LHC and experiments give round-up of first three years

Representatives of the Large Hadron Collider (LHC) and five of its experiments delivered a round-up report to the CERN Council this morning. The ATLAS and CMS experiments presented a wide range of results, including sensitive searches for new physics. The highlight from the LHCb experiment was a measurement of one of the rarest processes so far observed in particle physics, the decay of a Bs (pronounced B-sub-s) meson into two muons. Measurements of rare decays provide important tests of the Standard Model of particle physics, and are good places to look for new physics beyond the Standard Model. The highlights from the ALICE experiment’s first three years are detailed studies of the quark-gluon plasma, QGP, the matter of the primordial universe. Measurements from the TOTEM experiment give insights on the structure of the proton and provide input to the analyses of the other LHC experiments. All the experiments congratulated the LHC on its exemplary performance over its first full three years of running.

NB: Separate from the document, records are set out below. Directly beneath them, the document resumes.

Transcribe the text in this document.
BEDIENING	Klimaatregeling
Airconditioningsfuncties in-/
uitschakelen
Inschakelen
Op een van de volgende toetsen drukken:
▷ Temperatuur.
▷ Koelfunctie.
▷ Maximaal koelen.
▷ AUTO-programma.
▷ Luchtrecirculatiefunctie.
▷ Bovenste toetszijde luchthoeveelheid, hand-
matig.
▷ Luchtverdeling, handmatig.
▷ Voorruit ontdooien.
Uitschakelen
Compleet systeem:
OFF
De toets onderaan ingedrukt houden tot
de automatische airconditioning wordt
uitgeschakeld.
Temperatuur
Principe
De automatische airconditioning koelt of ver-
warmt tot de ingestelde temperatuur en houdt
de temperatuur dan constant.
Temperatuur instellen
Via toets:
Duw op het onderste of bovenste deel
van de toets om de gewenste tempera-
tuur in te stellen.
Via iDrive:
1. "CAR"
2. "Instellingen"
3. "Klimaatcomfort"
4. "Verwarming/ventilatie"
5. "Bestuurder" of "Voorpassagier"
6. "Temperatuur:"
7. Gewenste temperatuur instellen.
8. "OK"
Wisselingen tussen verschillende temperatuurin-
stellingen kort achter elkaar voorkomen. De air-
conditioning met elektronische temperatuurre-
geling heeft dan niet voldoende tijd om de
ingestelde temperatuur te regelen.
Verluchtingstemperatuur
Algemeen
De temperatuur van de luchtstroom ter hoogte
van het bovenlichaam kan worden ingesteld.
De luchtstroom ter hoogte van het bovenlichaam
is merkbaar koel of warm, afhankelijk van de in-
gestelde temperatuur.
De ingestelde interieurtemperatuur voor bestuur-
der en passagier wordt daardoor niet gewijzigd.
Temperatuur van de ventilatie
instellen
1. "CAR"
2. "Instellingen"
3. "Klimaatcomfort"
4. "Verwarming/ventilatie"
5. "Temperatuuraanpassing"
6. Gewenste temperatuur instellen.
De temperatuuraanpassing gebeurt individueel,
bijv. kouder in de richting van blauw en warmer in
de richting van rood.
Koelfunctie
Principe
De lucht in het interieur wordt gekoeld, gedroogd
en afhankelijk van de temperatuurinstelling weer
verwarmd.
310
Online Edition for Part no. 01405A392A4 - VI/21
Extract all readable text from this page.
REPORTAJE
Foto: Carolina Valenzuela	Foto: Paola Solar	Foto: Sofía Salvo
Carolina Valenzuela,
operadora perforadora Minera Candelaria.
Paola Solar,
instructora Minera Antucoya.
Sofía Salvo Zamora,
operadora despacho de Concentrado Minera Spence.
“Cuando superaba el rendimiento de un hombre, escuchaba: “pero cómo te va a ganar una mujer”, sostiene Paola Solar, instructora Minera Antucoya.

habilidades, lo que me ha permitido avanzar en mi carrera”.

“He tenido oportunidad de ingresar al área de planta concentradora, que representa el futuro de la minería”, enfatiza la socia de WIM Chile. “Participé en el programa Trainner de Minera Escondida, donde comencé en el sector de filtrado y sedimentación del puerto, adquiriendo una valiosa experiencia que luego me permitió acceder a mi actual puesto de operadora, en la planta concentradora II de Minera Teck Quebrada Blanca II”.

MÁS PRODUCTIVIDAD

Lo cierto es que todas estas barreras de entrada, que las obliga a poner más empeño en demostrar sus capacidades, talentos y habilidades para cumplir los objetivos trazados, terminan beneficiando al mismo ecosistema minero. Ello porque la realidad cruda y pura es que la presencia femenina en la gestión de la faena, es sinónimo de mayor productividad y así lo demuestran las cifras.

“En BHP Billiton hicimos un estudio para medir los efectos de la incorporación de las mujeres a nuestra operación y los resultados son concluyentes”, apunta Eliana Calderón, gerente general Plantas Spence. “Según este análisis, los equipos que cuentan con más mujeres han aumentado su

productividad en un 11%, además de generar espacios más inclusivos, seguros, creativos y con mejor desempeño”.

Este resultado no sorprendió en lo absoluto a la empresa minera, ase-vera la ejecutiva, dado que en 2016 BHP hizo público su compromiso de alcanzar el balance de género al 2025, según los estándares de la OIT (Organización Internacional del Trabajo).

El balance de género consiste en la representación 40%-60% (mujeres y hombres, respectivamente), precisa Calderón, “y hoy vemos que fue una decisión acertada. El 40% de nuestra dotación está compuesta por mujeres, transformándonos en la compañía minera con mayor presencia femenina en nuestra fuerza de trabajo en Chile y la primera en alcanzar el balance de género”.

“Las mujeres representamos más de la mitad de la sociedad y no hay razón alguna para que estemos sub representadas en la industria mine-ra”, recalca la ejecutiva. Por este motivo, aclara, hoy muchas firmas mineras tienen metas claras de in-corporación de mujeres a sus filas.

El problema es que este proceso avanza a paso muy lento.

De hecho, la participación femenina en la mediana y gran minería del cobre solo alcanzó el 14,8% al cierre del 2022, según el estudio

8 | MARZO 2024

With the Milner Foundation’s Fundamental Physics Prize being awarded to seven scientists from ATLAS, CMS and the LHC earlier in the week for the discovery of a Higgs-like particle, all eyes were on CMS and ATLAS. Each experiment reported that the significance of its observation now stands close to the 7 sigma level, well beyond the 5 required for a discovery, and that the new particle’s properties appear to be consistent with those of a Standard Model Higgs boson. They are both careful to say, however, that further analysis of the data, and a probable combination of both experiments’ data next year, will be required before some key properties of the new particle, such as its spin, can be determined conclusively.  The focus of the analysis is now moved from discovery to measurement of the new particle in its individual decay channels.

The measurements reported by both experiments show that the new Higgs-like particle is in good health with a mass of around 125 GeV, but much further analysis is needed to reveal the full details of its identity. The next update is scheduled for the spring 2013 conferences, but for the final word before the LHC resumes running in 2015, we’ll probably have to wait some time longer.